Il est 20 heures et les premiers spectateurs entrent dans les arènes. Les uns prennent leurs places dans les gradins, tandis que les plus courageux se dirigent vers Julien. "Les personnes qui souhaitent participer aux jeux peuvent s'inscrire et tenter de gagner des cadeaux, explique-t-il. Il faut être majeur, en bonne condition physique et conscient des risques. Les vachettes sont des animaux sauvages et leurs réactions peuvent être imprévisibles. Ceux qui rentrent dans l'arène le font à leurs risques et périls." 

Trois soigneurs sont prévus en cas d'incident. "Depuis le début de la saison, nous n'avons eu à soigner que quelques égratignures", témoignent-ils. En piste pour animer la soirée, Julien et son collègue Guillaume assurent eux aussi la sécurité des participants. "S'il y en a qui font n'importe quoi, on les renvoie en tribunes."

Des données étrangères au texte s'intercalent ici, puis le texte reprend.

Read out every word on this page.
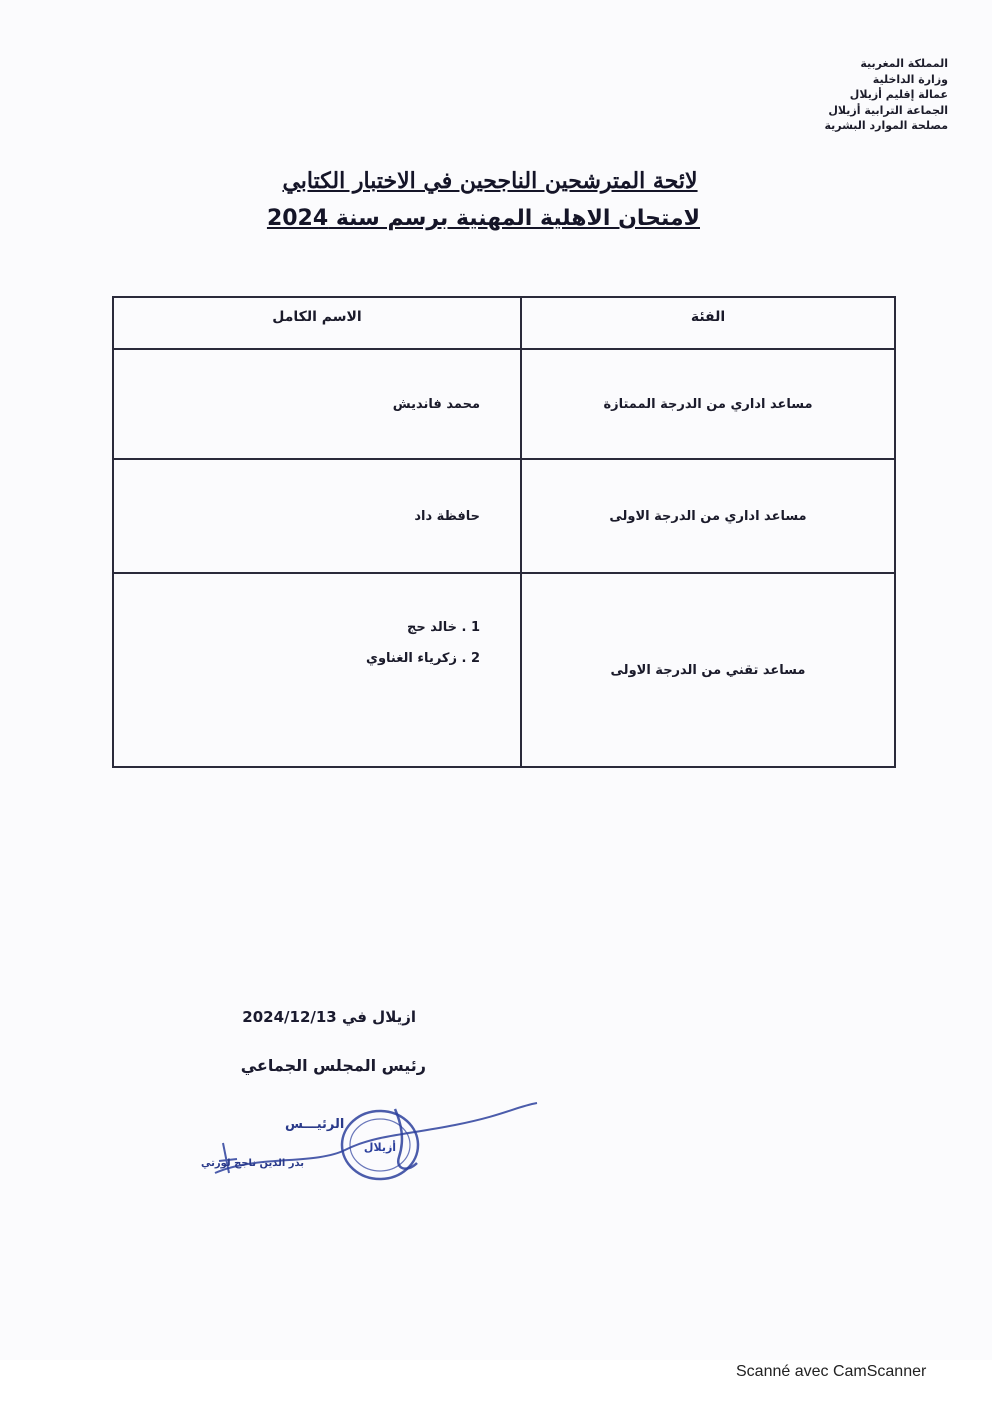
المملكة المغربية
وزارة الداخلية
عمالة إقليم أزيلال
الجماعة الترابية أزيلال
مصلحة الموارد البشرية
لائحة المترشحين الناجحين في الاختبار الكتابي
لامتحان الاهلية المهنية برسم سنة 2024
الفئة
الاسم الكامل
مساعد اداري من الدرجة الممتازة
محمد فانديش
مساعد اداري من الدرجة الاولى
حافظة داد
مساعد تقني من الدرجة الاولى
1 . خالد حج
2 . زكرياء الغناوي
ازيلال في 2024/12/13
رئيس المجلس الجماعي
أزيلال
الرئيـــس
بدر الدين ناجح لورتي
Scanné avec CamScanner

Plus d'une trentaine de participants ce soir là (Photo Boris Boutet)

Si la plupart des jeux sont réservés aux garçons, les filles peuvent elles aussi participer à une animation spéciale dans des bulles gonflables géantes, qui les protègent des chocs. Les enfants sont quant à eux invités à entrer en piste pendant l'entracte pour un jeu.

Des bulles gonflables pour les filles, des flamants roses pour les enfants. (Photo Boris Boutet)

À quelques minutes du début du spectacle, Steven prépare la piste. "On l'arrose avant pour ne pas qu'il y ait trop de poussière, explique-t-il. Par la suite, la piscine permet de garder la piste humide tout au long de la soirée." 

Avant le spectacle, Steven arrose la piste. (Photo Boris Boutet)

Les derniers spectateurs prennent place dans les travées et l'ambiance monte crescendo. En tribunes, Frédéric Ribera, le fils de Vincent, joue les DJ. Des ballons jaunes et bleus sont distribués aux spectateurs qui encourageront chacun un groupe de sportifs tout au long du spectacle.

La nuit tombe et la première vachette entre piste. "Même si la structure des spectacles est toujours la même, chaque toro-piscine est différent, estime Julien. Ce sont les participants et les animaux qui décident des scénarios."  Le succès, lui, ne varie pas. Et semaines après semaines, étés après étés, le toro-piscine conforte son statut d'indéboulonnable de la programmation des arènes graulennes.